Saratoga - VII 3.5/5

Reviewed: 6-12-09





Tracklist:

1. El vuelo del halcon
2. Dueno del aire
3. Sigues estando (En mi vida)
4. Gran mago
5. Siete pecados
6. Entre las llamas
7. En tu cuerpo
8. Bailando con el diablo
9. Huracan
10. La maldicion
11. Semillas de odio
12. El guardian


Somewhere around the turn of the millennium, there was a veritable explosion of high-quality power metal emanating from Spain. What made this movement so exhilarating was that it combined the muscle and anthemic majesty of the German scene with the melodic sensibilities of the Italian style, resulting in a hybrid sound that was a breath of fresh air. The reliance of most of these bands on Spanish lyrics might have turned some listeners away, but for me it enhanced the appeal since Spanish is such a beautiful, lyrical language. Although the "big 3" of Tierra Santa, Avalanch, and Mago de Oz managed to seize much of the spotlight, Saratoga emerged as a cult favorite, on the strength of their very fine 'Vientos de guerra' opus in 1999 and its masterpiece follow-up, 'Agotaras' from 2002. Sadly, after 'Agotaras', I lost track of Saratoga. Sure, they were still releasing CDs, but it was virtually impossible to find them in the United States, at least without sacrificing one's firstborn child or surrendering various bodily appendages. As a result, I'm a bit late to the party on 'VII', which was released back in 2007 in a double digipak edition with a bonus DVD including audio bonus tracks, a videoclip, and one of those tedious "making of" documentaries that seem to be all the rage these days.

I had some trepidation about 'VII', given the unwelcome mellowing of the Spanish genre leaders in recent years, with Tierra Santa and particularly Avalanch watering down their art to render it largely unpalatable to the metal faithful that made them what they are. My anxiety reached a fever pitch when I learned that bassist Niko del Hierro is the sole remaining member from the 'Agotaras' line-up. Del Hierro was not the principal songwriter back in the 'Agotaras' days, so I questioned whether Saratoga could withstand the loss of such integral members as guitarist/writer Jeronimo Ramiro and charismatic singer Leo "La Bestia".

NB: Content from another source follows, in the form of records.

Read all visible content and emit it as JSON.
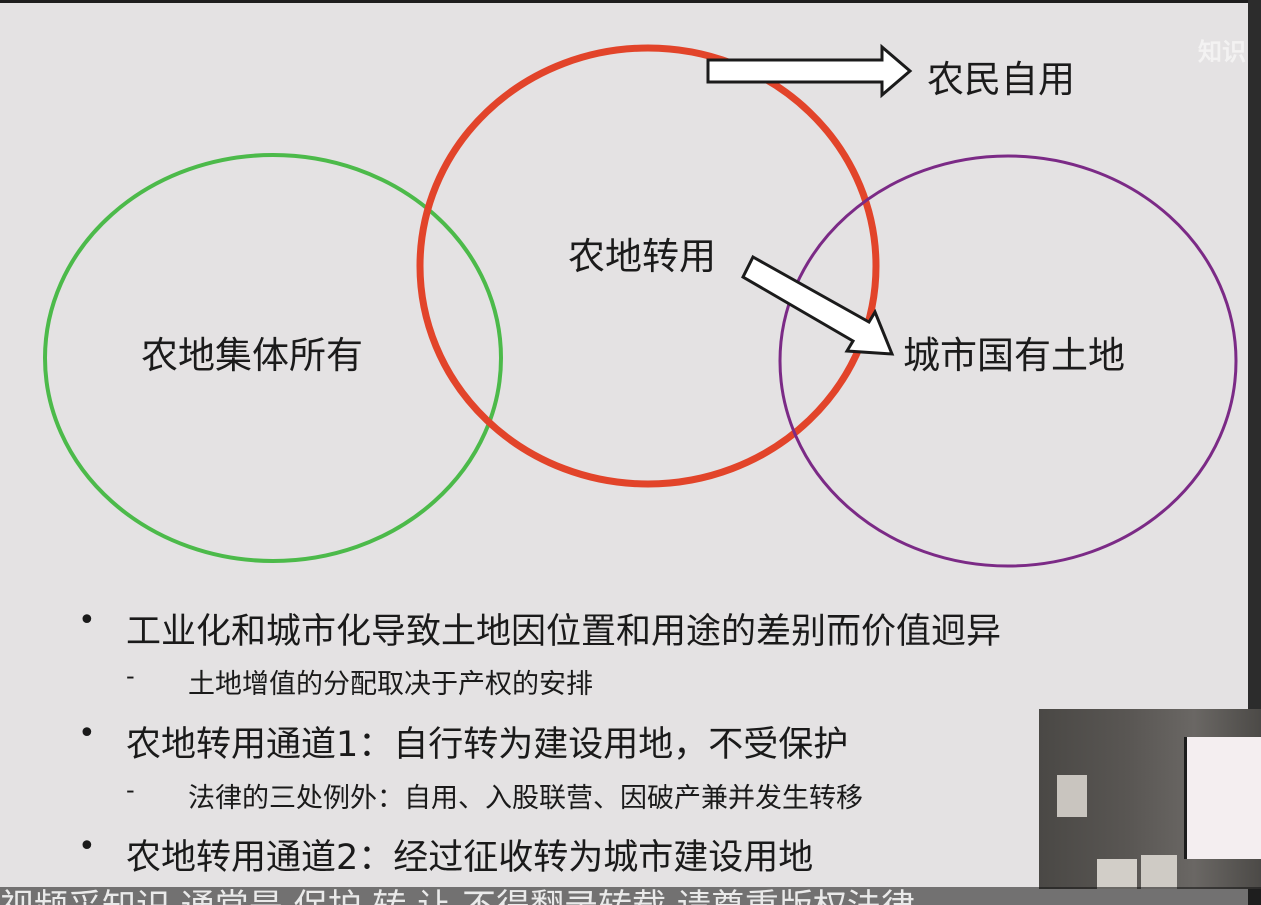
{
  "watermark": "知识",
  "diagram": {
    "circle_left_label": "农地集体所有",
    "circle_middle_label": "农地转用",
    "circle_right_label": "城市国有土地",
    "arrow_top_label": "农民自用",
    "colors": {
      "green_circle": "#4cba4a",
      "red_circle": "#e2442a",
      "purple_circle": "#7b2a86",
      "slide_background": "#e4e2e3"
    }
  },
  "bullets": [
    {
      "level": 1,
      "marker": "•",
      "text": "工业化和城市化导致土地因位置和用途的差别而价值迥异"
    },
    {
      "level": 2,
      "marker": "-",
      "text": "土地增值的分配取决于产权的安排"
    },
    {
      "level": 1,
      "marker": "•",
      "text": "农地转用通道1：自行转为建设用地，不受保护"
    },
    {
      "level": 2,
      "marker": "-",
      "text": "法律的三处例外：自用、入股联营、因破产兼并发生转移"
    },
    {
      "level": 1,
      "marker": "•",
      "text": "农地转用通道2：经过征收转为城市建设用地"
    }
  ],
  "caption": "视频采知识 通常是 保护 转 让 不得翻录转载 请尊重版权法律"
}
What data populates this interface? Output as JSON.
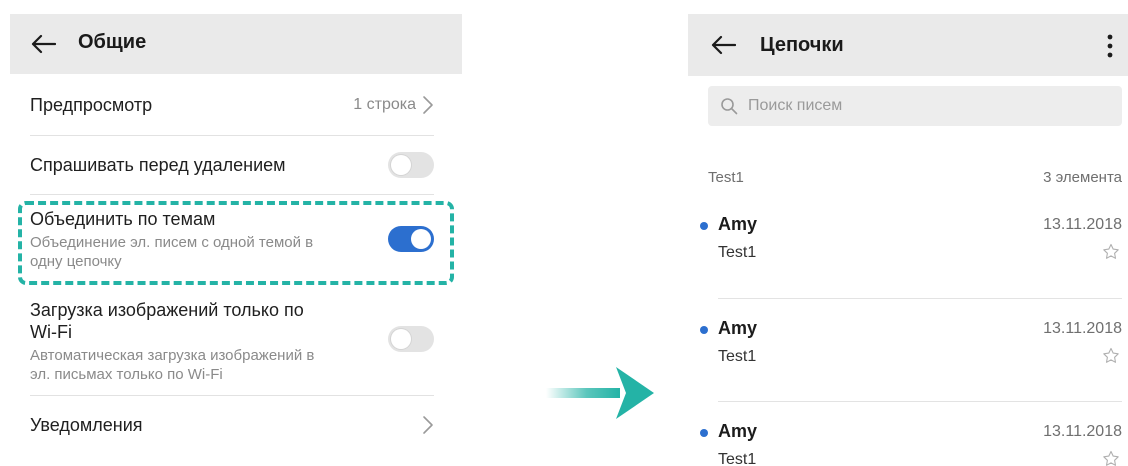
{
  "settings": {
    "title": "Общие",
    "preview": {
      "label": "Предпросмотр",
      "value": "1 строка"
    },
    "confirm_delete": {
      "label": "Спрашивать перед удалением",
      "enabled": false
    },
    "group_by_subject": {
      "label": "Объединить по темам",
      "desc_line1": "Объединение эл. писем с одной темой в",
      "desc_line2": "одну цепочку",
      "enabled": true
    },
    "wifi_images": {
      "label_line1": "Загрузка изображений только по",
      "label_line2": "Wi-Fi",
      "desc_line1": "Автоматическая загрузка изображений в",
      "desc_line2": "эл. письмах только по Wi-Fi",
      "enabled": false
    },
    "notifications": {
      "label": "Уведомления"
    }
  },
  "threads": {
    "title": "Цепочки",
    "search": {
      "placeholder": "Поиск писем",
      "value": ""
    },
    "group": {
      "name": "Test1",
      "count": "3 элемента"
    },
    "items": [
      {
        "sender": "Amy",
        "subject": "Test1",
        "date": "13.11.2018",
        "unread": true,
        "starred": false
      },
      {
        "sender": "Amy",
        "subject": "Test1",
        "date": "13.11.2018",
        "unread": true,
        "starred": false
      },
      {
        "sender": "Amy",
        "subject": "Test1",
        "date": "13.11.2018",
        "unread": true,
        "starred": false
      }
    ]
  },
  "colors": {
    "accent": "#2c6fcf",
    "highlight": "#24b3a6",
    "topbar": "#eaeaea"
  },
  "icons": [
    "back-arrow-icon",
    "chevron-right-icon",
    "more-vertical-icon",
    "search-icon",
    "star-outline-icon",
    "forward-arrow-icon"
  ]
}
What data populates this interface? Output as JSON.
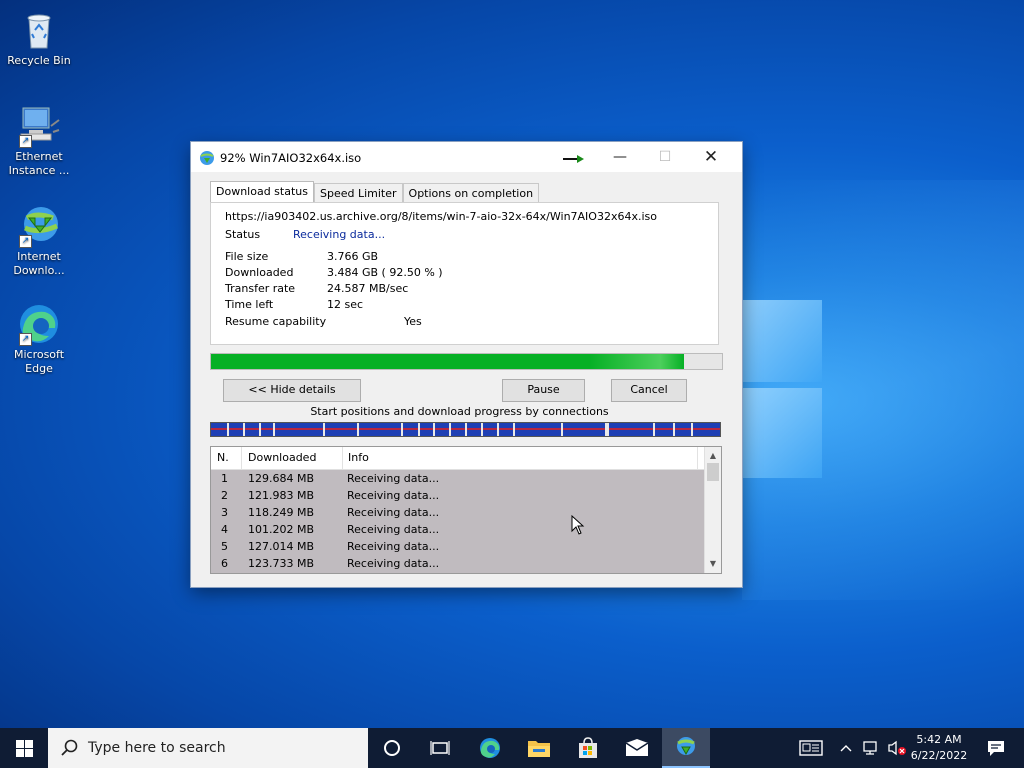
{
  "desktop": {
    "icons": [
      {
        "label": "Recycle Bin"
      },
      {
        "label": "Ethernet\nInstance ..."
      },
      {
        "label": "Internet\nDownlo..."
      },
      {
        "label": "Microsoft\nEdge"
      }
    ]
  },
  "window": {
    "title": "92% Win7AIO32x64x.iso",
    "tabs": [
      "Download status",
      "Speed Limiter",
      "Options on completion"
    ],
    "url": "https://ia903402.us.archive.org/8/items/win-7-aio-32x-64x/Win7AIO32x64x.iso",
    "status_label": "Status",
    "status_value": "Receiving data...",
    "fields": [
      {
        "label": "File size",
        "value": "3.766  GB"
      },
      {
        "label": "Downloaded",
        "value": "3.484  GB  ( 92.50 % )"
      },
      {
        "label": "Transfer rate",
        "value": "24.587  MB/sec"
      },
      {
        "label": "Time left",
        "value": "12 sec"
      }
    ],
    "resume_label": "Resume capability",
    "resume_value": "Yes",
    "progress_fraction": 0.925,
    "buttons": {
      "hide": "<< Hide details",
      "pause": "Pause",
      "cancel": "Cancel"
    },
    "connections_label": "Start positions and download progress by connections",
    "connections": {
      "columns": [
        "N.",
        "Downloaded",
        "Info"
      ],
      "rows": [
        {
          "n": "1",
          "downloaded": "129.684  MB",
          "info": "Receiving data..."
        },
        {
          "n": "2",
          "downloaded": "121.983  MB",
          "info": "Receiving data..."
        },
        {
          "n": "3",
          "downloaded": "118.249  MB",
          "info": "Receiving data..."
        },
        {
          "n": "4",
          "downloaded": "101.202  MB",
          "info": "Receiving data..."
        },
        {
          "n": "5",
          "downloaded": "127.014  MB",
          "info": "Receiving data..."
        },
        {
          "n": "6",
          "downloaded": "123.733  MB",
          "info": "Receiving data..."
        }
      ]
    }
  },
  "taskbar": {
    "search_placeholder": "Type here to search",
    "time": "5:42 AM",
    "date": "6/22/2022"
  },
  "colors": {
    "progress": "#06b025",
    "connection_bar": "#1e3fb4",
    "taskbar": "#0f1c34"
  }
}
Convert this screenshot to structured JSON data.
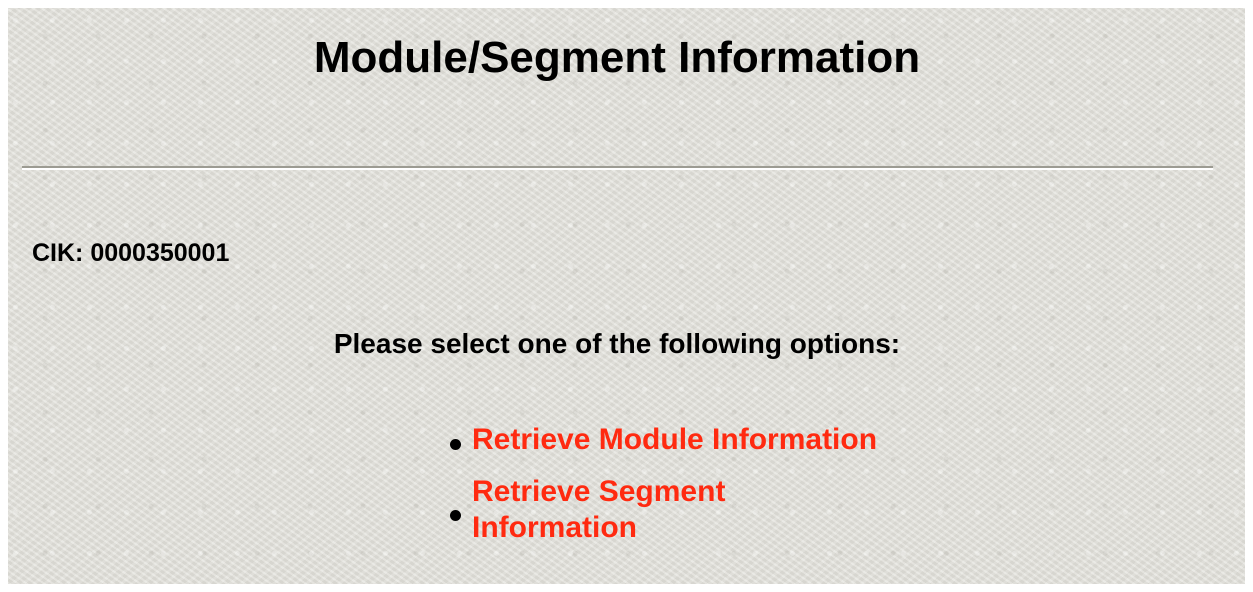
{
  "page": {
    "title": "Module/Segment Information",
    "cik_label": "CIK: 0000350001",
    "prompt": "Please select one of the following options:",
    "options": [
      {
        "label": "Retrieve Module Information"
      },
      {
        "label": "Retrieve Segment Information"
      }
    ]
  },
  "colors": {
    "background": "#e3e2dc",
    "link": "#ff2a10",
    "text": "#000000"
  }
}
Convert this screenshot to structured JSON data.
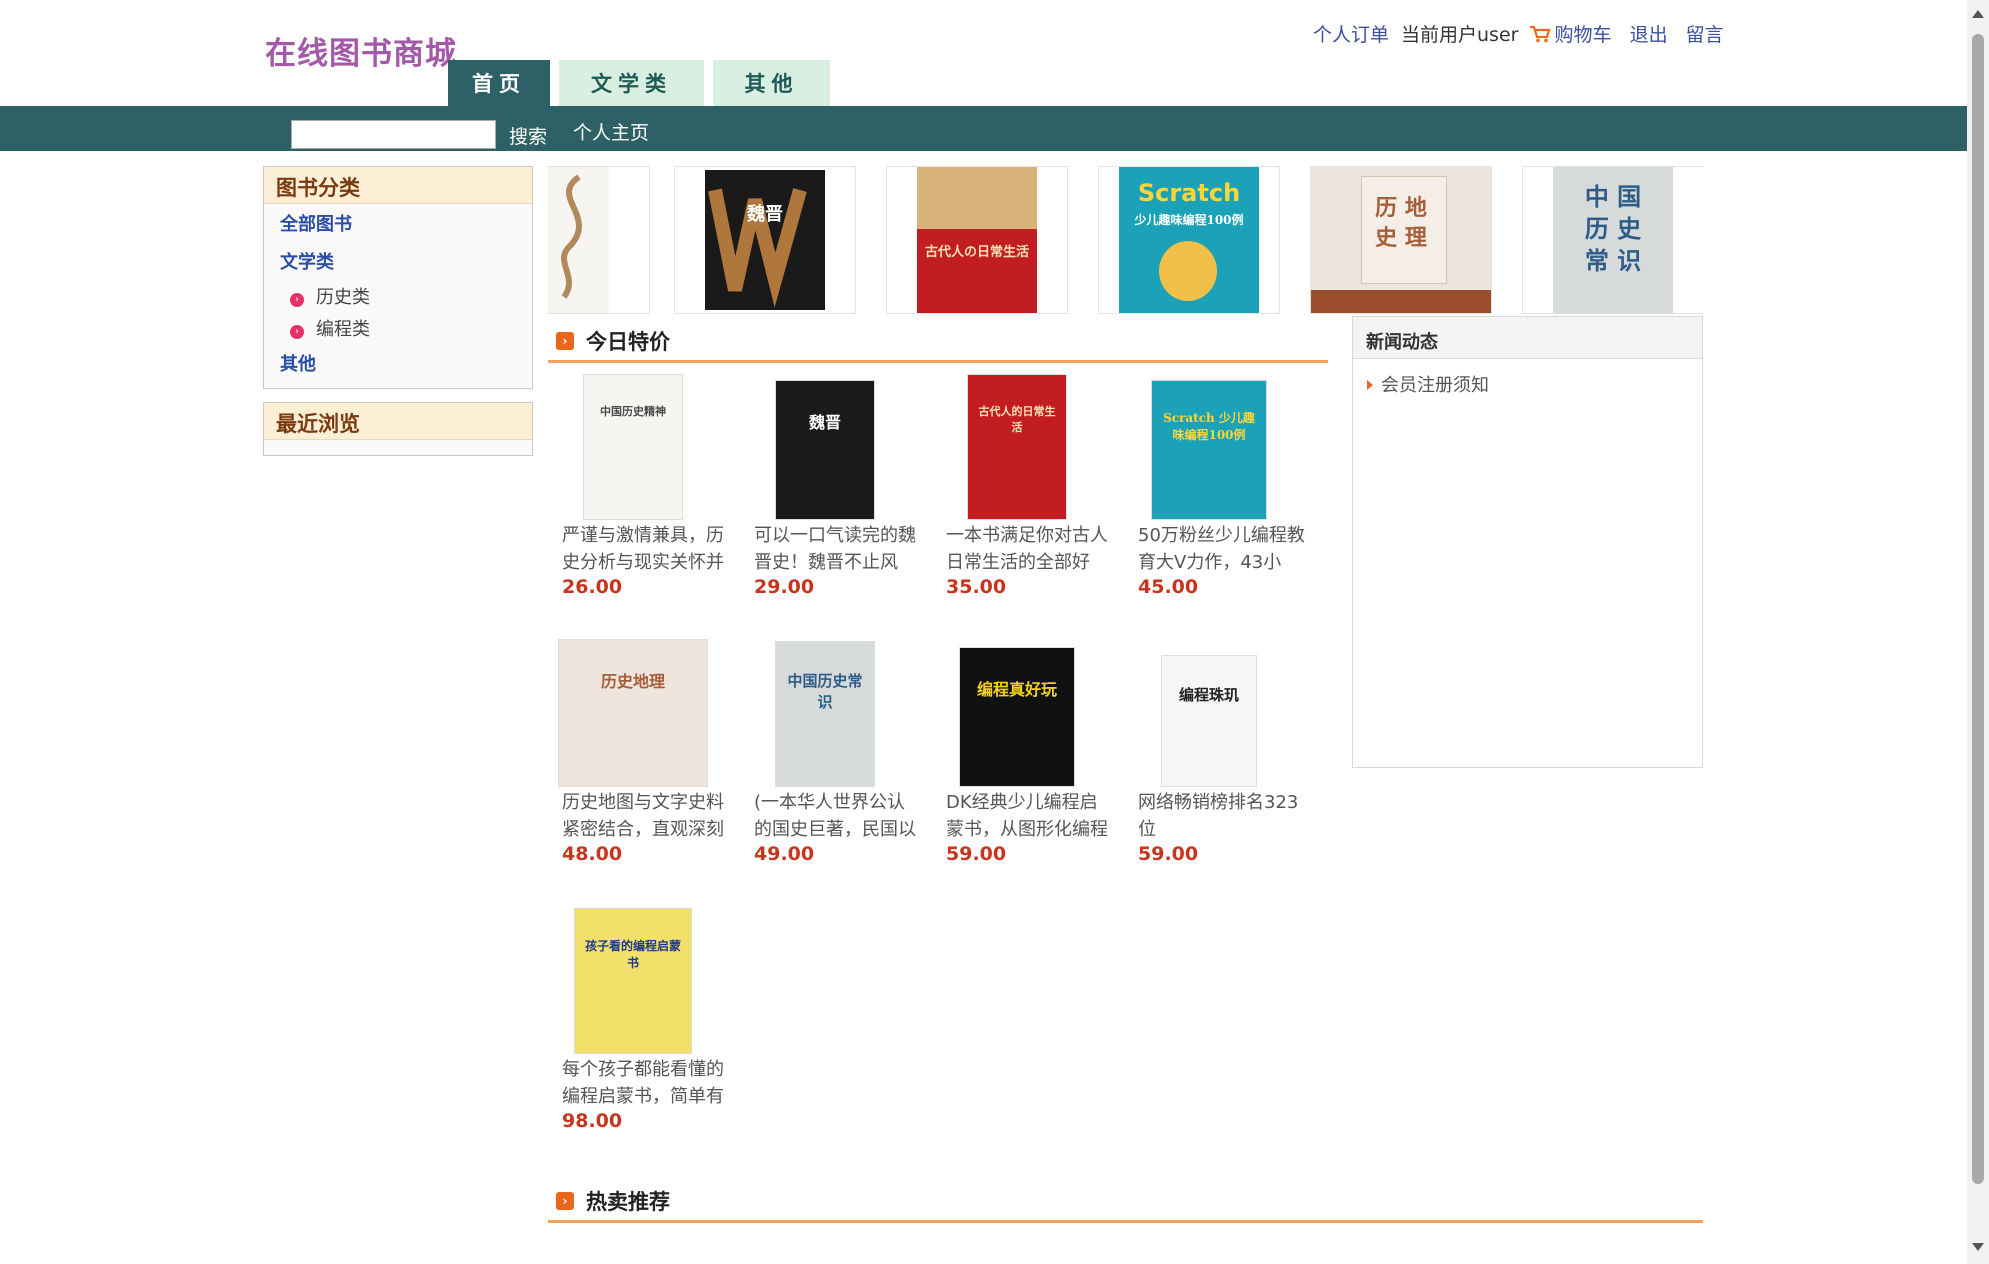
{
  "header": {
    "site_title": "在线图书商城",
    "nav": {
      "orders": "个人订单",
      "current_user": "当前用户user",
      "cart": "购物车",
      "logout": "退出",
      "message": "留言"
    },
    "tabs": [
      {
        "label": "首页",
        "active": true
      },
      {
        "label": "文学类",
        "active": false
      },
      {
        "label": "其他",
        "active": false
      }
    ],
    "search": {
      "value": "",
      "button": "搜索"
    },
    "home_link": "个人主页"
  },
  "sidebar": {
    "categories_title": "图书分类",
    "items": [
      {
        "label": "全部图书",
        "level": 1
      },
      {
        "label": "文学类",
        "level": 1
      },
      {
        "label": "历史类",
        "level": 2
      },
      {
        "label": "编程类",
        "level": 2
      },
      {
        "label": "其他",
        "level": 1
      }
    ],
    "recent_title": "最近浏览"
  },
  "slider_covers": [
    "中国历史精神",
    "魏晋",
    "古代人的日常生活",
    "Scratch 少儿趣味编程100例",
    "历史地理",
    "中国历史常识"
  ],
  "today_deals": {
    "title": "今日特价",
    "products": [
      {
        "cover": "中国历史精神",
        "desc": "严谨与激情兼具，历史分析与现实关怀并",
        "price": "26.00"
      },
      {
        "cover": "魏晋",
        "desc": "可以一口气读完的魏晋史！魏晋不止风",
        "price": "29.00"
      },
      {
        "cover": "古代人的日常生活",
        "desc": "一本书满足你对古人日常生活的全部好",
        "price": "35.00"
      },
      {
        "cover": "Scratch 少儿趣味编程100例",
        "desc": "50万粉丝少儿编程教育大V力作，43小",
        "price": "45.00"
      },
      {
        "cover": "历史地理",
        "desc": "历史地图与文字史料紧密结合，直观深刻",
        "price": "48.00"
      },
      {
        "cover": "中国历史常识",
        "desc": "(一本华人世界公认的国史巨著，民国以",
        "price": "49.00"
      },
      {
        "cover": "编程真好玩",
        "desc": "DK经典少儿编程启蒙书，从图形化编程",
        "price": "59.00"
      },
      {
        "cover": "编程珠玑",
        "desc": "网络畅销榜排名323位",
        "price": "59.00"
      },
      {
        "cover": "孩子看的编程启蒙书",
        "desc": "每个孩子都能看懂的编程启蒙书，简单有",
        "price": "98.00"
      }
    ]
  },
  "news": {
    "title": "新闻动态",
    "items": [
      "会员注册须知"
    ]
  },
  "hot": {
    "title": "热卖推荐"
  }
}
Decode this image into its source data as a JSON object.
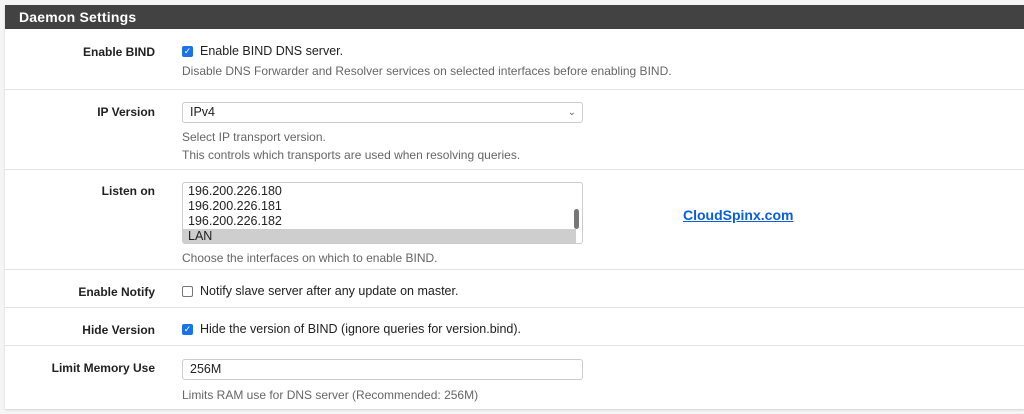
{
  "panel_title": "Daemon Settings",
  "enable_bind": {
    "label": "Enable BIND",
    "checked": true,
    "checkbox_text": "Enable BIND DNS server.",
    "hint": "Disable DNS Forwarder and Resolver services on selected interfaces before enabling BIND."
  },
  "ip_version": {
    "label": "IP Version",
    "value": "IPv4",
    "hint1": "Select IP transport version.",
    "hint2": "This controls which transports are used when resolving queries."
  },
  "listen_on": {
    "label": "Listen on",
    "options": [
      "196.200.226.180",
      "196.200.226.181",
      "196.200.226.182",
      "LAN"
    ],
    "selected": "LAN",
    "hint": "Choose the interfaces on which to enable BIND."
  },
  "watermark_link": "CloudSpinx.com",
  "enable_notify": {
    "label": "Enable Notify",
    "checked": false,
    "checkbox_text": "Notify slave server after any update on master."
  },
  "hide_version": {
    "label": "Hide Version",
    "checked": true,
    "checkbox_text": "Hide the version of BIND (ignore queries for version.bind)."
  },
  "limit_memory": {
    "label": "Limit Memory Use",
    "value": "256M",
    "hint": "Limits RAM use for DNS server (Recommended: 256M)"
  }
}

Repeated spins of 'VII' verify that any concerns of possible betrayal of the metal faith are unwarranted. Saratoga remain at the core a traditional heavy metal band, and they have definitely resisted the incursion of AOR and rock'n'roll elements that has victimized some of their more well-known countrymen. That's not to say, however, that 'VII' picks up where 'Vientos de guerra' and 'Agotaras' leave off. To be sure, there are several fine melodic traditional metal tunes on display, especially closer "El guardian" with its infectious guitar melodies and strong chorus. "Dueno del aire" is an exciting uptempo track that ranks among Saratoga's best work ever, dancing in my head for hours after I hear it and sure to put a smile on the faces of longtime fans. By contrast, opener "El vuelo del halcon" sets the tone with a chunkier, less classic metal vibe, but it's also a winner thanks to a strong hook and a convincing performance from new vocalist Tete Novoa, who proves a worthy successor to "La Bestia". There are also a number of tracks, particularly in the middle of the CD, where the proceedings take on a slightly more groove-laden, brooding and modern approach than the band's glory days. Overall, 'VII' unquestionably features less speed, fewer Maiden-type guitar passages, and more heaviness and chunkiness than the old stuff. For that reason, listeners expecting 'Vientos'/'Agotaras' part II may court disappointment.

Rather than setting oneself up for a letdown with inflated expectations, it's probably best to view 'VII' as a fresh start, a CD from a new Spanish band, which it basically is given the overwhelming turnover in personnel. Viewed in that light, this CD definitely holds its ground. The songwriting and performances are largely enjoyable, although the 56-minute playing time is perhaps a bit excessive. The chunkier style rarely interferes with the melodies, and fans of the Spanish metal genre will find much to their liking here. I hope Del Hierro carries on with this incarnation of Saratoga because they definitely have something to offer to the decaying Spanish scene.